Des experts indépendants des Nations Unies ont exhorté, jeudi, les autorités nigérianes à « libérer immédiatement et sans condition » le chanteur Yahaya Sharif-Aminu, qui a été reconnu coupable de blasphème pour avoir écrit une chanson et l’avoir diffusée sur le service de messagerie sociale, WhatsApp.
« Bien que sa condamnation à mort ait été annulée par une cour d’appel, nous restons profondément préoccupés par le fait que l’affaire de M. Sharif-Aminu fera l’objet de nouvelles poursuites sur la base du même cadre juridique, le code pénal de la charia de l’État de Kano, avec de sérieux risques que la condamnation à mort soit confirmée », ont alerté dans un communiqué, les experts indépendants onusiens.
Yahaya Aminu Sharif a été condamné à mort le 10 août 2020 en raison d’une chanson jugée blasphématoire.
Privation arbitraire de la vie
« Si la condamnation à mort est reconfirmée par un tribunal, le gouvernement doit suspendre l’exécution jusqu’à ce que les lois du Nigéria soient conformes à ses obligations internationales en matière de droits humains pour ce qui est de la peine de mort », ont-ils affirmé, rappelant que « l’imposition de la peine de mort pour blasphème équivaudrait à une privation arbitraire de la vie au regard du droit international ».
Les experts notent que la Cour suprême du Nigéria a été saisie de l’affaire, mais restent profondément préoccupés par le fait que M. Sharif-Aminu est en prison depuis trop longtemps pour avoir « exercé ses droits de l’homme ». « Nous demandons instamment à la Cour suprême de considérer le cas de M. Sharif-Aminu comme une priorité et d’adopter d’urgence une décision qui tienne compte des obligations du Nigéria en vertu du droit international des droits de l’homme ».
Abolir de la peine de mort
Ils ont demandé au gouvernement de réexaminer rapidement la situation de M. Sharif-Aminu, rappelant que toute personne a le droit à la liberté d’expression et de manifester sa religion ou ses convictions par l’expression artistique, sans craindre l’emprisonnement, les représailles ou même l’exécution.
Par ailleurs, les experts ont également exhorté le gouvernement nigérian à abolir l’imposition de la peine de mort pour le crime de blasphème et à veiller à ce qu’elle soit limitée aux « crimes les plus graves », à l’issue d’un procès équitable.

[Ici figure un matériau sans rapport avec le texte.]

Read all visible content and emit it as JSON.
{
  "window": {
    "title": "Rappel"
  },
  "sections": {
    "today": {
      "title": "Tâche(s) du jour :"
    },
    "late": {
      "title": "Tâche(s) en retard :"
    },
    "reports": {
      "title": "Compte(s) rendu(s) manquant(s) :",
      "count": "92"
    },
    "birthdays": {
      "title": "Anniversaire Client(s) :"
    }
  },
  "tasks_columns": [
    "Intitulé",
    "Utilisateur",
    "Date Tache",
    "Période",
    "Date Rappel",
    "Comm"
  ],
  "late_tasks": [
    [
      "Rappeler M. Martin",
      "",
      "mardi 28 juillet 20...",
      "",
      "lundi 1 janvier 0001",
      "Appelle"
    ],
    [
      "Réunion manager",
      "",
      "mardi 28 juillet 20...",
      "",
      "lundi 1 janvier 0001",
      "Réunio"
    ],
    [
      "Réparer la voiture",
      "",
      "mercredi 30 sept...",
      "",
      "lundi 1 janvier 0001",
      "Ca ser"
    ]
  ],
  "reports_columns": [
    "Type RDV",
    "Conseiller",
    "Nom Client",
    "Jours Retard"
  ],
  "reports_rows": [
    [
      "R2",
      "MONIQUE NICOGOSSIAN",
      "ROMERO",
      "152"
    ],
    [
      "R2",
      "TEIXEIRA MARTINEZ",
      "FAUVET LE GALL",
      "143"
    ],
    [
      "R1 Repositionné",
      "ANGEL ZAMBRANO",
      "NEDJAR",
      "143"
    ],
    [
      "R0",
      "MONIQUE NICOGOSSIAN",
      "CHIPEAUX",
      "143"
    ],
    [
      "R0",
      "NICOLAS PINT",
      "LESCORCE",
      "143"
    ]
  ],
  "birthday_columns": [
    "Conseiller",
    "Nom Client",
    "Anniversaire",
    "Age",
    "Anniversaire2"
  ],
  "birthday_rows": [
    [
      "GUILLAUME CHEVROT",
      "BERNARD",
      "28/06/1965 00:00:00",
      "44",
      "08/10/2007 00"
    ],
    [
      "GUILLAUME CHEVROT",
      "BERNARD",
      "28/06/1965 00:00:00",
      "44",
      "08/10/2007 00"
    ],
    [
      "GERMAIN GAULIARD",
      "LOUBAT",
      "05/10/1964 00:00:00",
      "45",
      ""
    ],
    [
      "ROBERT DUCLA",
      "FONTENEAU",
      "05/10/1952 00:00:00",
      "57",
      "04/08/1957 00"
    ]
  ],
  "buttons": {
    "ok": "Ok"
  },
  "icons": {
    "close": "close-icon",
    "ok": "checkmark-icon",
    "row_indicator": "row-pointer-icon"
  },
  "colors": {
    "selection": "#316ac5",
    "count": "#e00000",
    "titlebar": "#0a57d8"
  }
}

Les experts ont recommandé au Nigéria d’instaurer un moratoire sur la peine de mort, en vue de l’abolir complètement.
Outre Alexandra Xanthaki, Rapporteure spéciale sur les droits culturels, le communiqué est aussi endossé par Nazila Ghanea, Rapporteure spéciale sur la liberté de religion ; Irene Khan, Rapporteure spéciale sur la promotion du droit à la liberté d’opinion ; Margaret Satterthwaite, Rapporteure spéciale sur l’indépendance des juges et des avocats ; et Morris Tidball-Binz, Rapporteur spécial sur les exécutions arbitraires.